Impact of Tidal Current-Wind-Wave Obliquity on the Form and Orientation of Coastal Langmuir Circulations

Langmuir Circulation is a turbulent secondary flow, the product of non-linear interactions between surface waves and wind-driven shear imposed by the atmospheric surface layer. The circulations are observed as prominent counter-rotating cells. Langmuir Circulations affect the depth of the upper ocean mixed layer. In nature, realizations of perfect coalignment between the wind and wave fields are expected to the exception, not the norm, and it is thus relevant to assess how Langmuir turbulence responds to directional misalignment between the driving mechanisms responsible for their sustenance.
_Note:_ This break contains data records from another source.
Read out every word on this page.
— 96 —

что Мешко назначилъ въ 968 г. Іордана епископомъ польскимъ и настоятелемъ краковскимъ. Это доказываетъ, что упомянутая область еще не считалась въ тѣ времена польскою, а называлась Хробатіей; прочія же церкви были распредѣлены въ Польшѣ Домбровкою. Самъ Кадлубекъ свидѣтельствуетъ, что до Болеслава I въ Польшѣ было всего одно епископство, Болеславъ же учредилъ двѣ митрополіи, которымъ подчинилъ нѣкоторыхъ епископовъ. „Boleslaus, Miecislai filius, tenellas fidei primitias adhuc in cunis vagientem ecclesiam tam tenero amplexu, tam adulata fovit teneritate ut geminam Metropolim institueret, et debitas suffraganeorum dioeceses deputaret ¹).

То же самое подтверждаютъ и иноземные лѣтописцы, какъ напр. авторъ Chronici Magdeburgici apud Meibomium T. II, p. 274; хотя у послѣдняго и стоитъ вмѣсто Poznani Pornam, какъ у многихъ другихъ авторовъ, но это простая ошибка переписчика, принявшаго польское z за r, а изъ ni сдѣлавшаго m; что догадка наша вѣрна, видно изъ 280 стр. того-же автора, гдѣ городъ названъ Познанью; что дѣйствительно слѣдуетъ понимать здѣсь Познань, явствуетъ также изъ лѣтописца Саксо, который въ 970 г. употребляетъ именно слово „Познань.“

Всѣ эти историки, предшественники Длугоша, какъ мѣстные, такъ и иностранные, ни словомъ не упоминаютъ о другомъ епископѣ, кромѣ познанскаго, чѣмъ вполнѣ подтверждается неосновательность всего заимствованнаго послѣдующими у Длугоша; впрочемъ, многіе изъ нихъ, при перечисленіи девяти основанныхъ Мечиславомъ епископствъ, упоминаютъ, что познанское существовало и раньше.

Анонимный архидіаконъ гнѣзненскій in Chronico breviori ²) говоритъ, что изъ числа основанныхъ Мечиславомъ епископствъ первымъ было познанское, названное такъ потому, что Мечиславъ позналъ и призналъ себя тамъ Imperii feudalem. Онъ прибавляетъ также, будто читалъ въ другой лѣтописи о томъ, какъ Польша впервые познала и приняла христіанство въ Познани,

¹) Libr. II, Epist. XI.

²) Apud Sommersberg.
Moreover, mean current directions - whether associated with tides or larger-scale eddies - show seasonal patterns while immediate local wind directions vary frequently. Thus, mean current-wind-wave parameter space, and the system response to variability in the underlying parameter space - affect form and orientation of Langmuir cells. Therefore, in this study, we investigate the affect of misaligned mean currents, wind, and wave fields on the structural and dynamical properties of coastal Langmuir turbulence (in this regime, bottom-boundary layer shear further alters the dynamics). We show that the misaligned mean current mechanistically changes the morphology of the Langmuir cells. Another observation of small-scale Langmuir structures reveals that packets of streaks at different horizontal planes align in different directions. This hints at the existence of a rotating small-scale Langmuir structures about the wall-normal axis forming a spiral, solely due to the interaction of misaligned wind-wave-mean current forcing.